Just one example serves to illustrate the utter cruelty of the matter: the successful prosecution of Seema Misra, eight weeks pregnant and sentenced on her son’s tenth birthday for ‘theft’, was held up as a resounding success by people who must have completely disregarded every scrap of humanity about her. The facts that she was a mother, a wife, expecting another baby, strenuously denied any wrongdoing, was an entirely upstanding citizen – not one of these was considered, except when the loss of her legal case was lauded as a means to controlling the narrative and preventing other postmasters from accusing Horizon of the litany of faults of which, if reports are to be believed – Post Office executives were already well aware! (The Guardian, 2024).

Questions must be asked:

 

Any justice on the Horizon?

Why was Horizon rolled out with so many egregious flaws riddled throughout the software? The cynical will ask, ‘Who benefited from that?’
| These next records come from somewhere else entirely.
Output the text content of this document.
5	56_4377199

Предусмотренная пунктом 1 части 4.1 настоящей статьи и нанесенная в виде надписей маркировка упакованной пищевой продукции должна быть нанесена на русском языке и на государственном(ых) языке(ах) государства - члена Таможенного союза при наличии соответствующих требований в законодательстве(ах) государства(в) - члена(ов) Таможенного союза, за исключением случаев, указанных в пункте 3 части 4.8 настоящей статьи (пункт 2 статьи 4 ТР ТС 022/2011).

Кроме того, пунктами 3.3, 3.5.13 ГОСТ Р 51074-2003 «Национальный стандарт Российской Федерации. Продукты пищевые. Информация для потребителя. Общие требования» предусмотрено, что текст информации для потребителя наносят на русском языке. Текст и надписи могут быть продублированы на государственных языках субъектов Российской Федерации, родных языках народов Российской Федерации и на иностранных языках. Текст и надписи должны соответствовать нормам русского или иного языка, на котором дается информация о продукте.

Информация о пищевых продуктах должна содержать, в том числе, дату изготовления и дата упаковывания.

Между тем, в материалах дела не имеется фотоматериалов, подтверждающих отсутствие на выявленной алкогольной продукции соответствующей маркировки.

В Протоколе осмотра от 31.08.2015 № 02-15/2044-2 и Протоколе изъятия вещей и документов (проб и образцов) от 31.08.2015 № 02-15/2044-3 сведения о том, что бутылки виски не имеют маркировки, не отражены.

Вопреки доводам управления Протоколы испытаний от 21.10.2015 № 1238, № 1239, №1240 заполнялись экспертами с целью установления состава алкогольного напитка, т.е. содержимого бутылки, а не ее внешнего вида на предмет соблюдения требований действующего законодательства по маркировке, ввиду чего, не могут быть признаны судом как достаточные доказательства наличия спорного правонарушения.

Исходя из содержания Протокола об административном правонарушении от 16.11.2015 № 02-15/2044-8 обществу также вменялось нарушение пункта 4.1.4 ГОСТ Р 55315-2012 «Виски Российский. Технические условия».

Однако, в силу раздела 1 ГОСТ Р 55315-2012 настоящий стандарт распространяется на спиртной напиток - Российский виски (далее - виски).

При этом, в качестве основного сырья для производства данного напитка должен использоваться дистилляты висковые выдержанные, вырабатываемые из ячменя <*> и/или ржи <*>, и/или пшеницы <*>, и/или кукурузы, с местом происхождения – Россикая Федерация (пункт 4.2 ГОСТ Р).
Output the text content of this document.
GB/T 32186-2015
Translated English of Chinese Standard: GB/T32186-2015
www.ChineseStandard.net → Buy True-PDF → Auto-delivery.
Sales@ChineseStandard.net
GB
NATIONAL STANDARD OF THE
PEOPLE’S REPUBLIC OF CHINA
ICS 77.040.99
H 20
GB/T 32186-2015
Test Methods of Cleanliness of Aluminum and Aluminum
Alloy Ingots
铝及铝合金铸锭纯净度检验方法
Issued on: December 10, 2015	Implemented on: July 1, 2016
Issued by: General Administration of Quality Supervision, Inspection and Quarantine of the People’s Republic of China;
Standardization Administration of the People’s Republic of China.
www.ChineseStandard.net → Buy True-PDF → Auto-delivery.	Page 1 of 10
Why, when postmaster after postmaster was calling the helpline saying, over and over, “There’s something wrong with the software,” were each told, “No one else is having these issues: it is just you, alone; you are incompetent or criminal, it is all your fault?” That, surely, was mandated from on high to call centre staff, as even the most underpaid telephone operator would quickly notice a pattern of postmasters from all over the country phoning in with the same problems. If it was a deliberate policy: why?

And, having realised the scale of the problem, why was the Post Office’s response to demonise those upon whom Horizon had been inflicted? How cruel, how callous, how devoid of kindness does one (or an entire board) have to be to prefer their own fat bonus (I truly cannot think of any other possible reason for it) over falsely disrupting the lives of hundreds of people and their relatives?

Why did all the accounting errors result in shortfalls against the individual branches? Anyone with a scrap of bookkeeping knowledge would immediately find that to be incredibly suspect, knowing that true bookkeeping errors go both ways on average.

 

No honour in Honour

Why was Paula Vennells awarded a CBE in the midst of this apparently horrific run of criminality on the part of so many individual postmasters, most of whom – until that time – had blameless records? A CBE, incidentally, which she has only decided to hand back after an ITV dramatization (Mr Bates vs The Post Office) has riled up the country, and a petition demanding her to return it passed one million signatures in a shockingly short time. Prior to that, the government seemed to be waiting for her to “do the right thing” and hand it back voluntarily, instead of actively demanding its return (see Guardian, 2024 article here). She could have – and should have, frankly – returned the honour at any time after she received it, especially as, in a slow trickle, the depth and breadth of the Horizon failures became known. But instead she hunkered down and waited until she had no choice, until it was almost certain that it would be forcibly withdrawn from her. And who else was in management at the time enabling and enforcing these horrifically cruel prosecutions?

 

Racism claims

None of this even touches on the underlying racism that has apparently been found at play (BBC, 2023). That factor alone deserves a plethora of articles devoted to uncovering who came up with these offensive terms and why, in the 20th century, in a country that claims to be kindly and inclusive, such language was tolerated even for a second in an institution as supposedly respectable as the Post Office…

A disaster this far-reaching and long-lasting was not – could not be – the act of one single person. A disaster like this requires a chain of incompetence, greed, and cruelty with multiple players, each and every one of them, thinking of those postmasters as mere inconvenient things to be casually and carelessly dealt with.

And Granny Weatherwax is quite right. That’s a sin.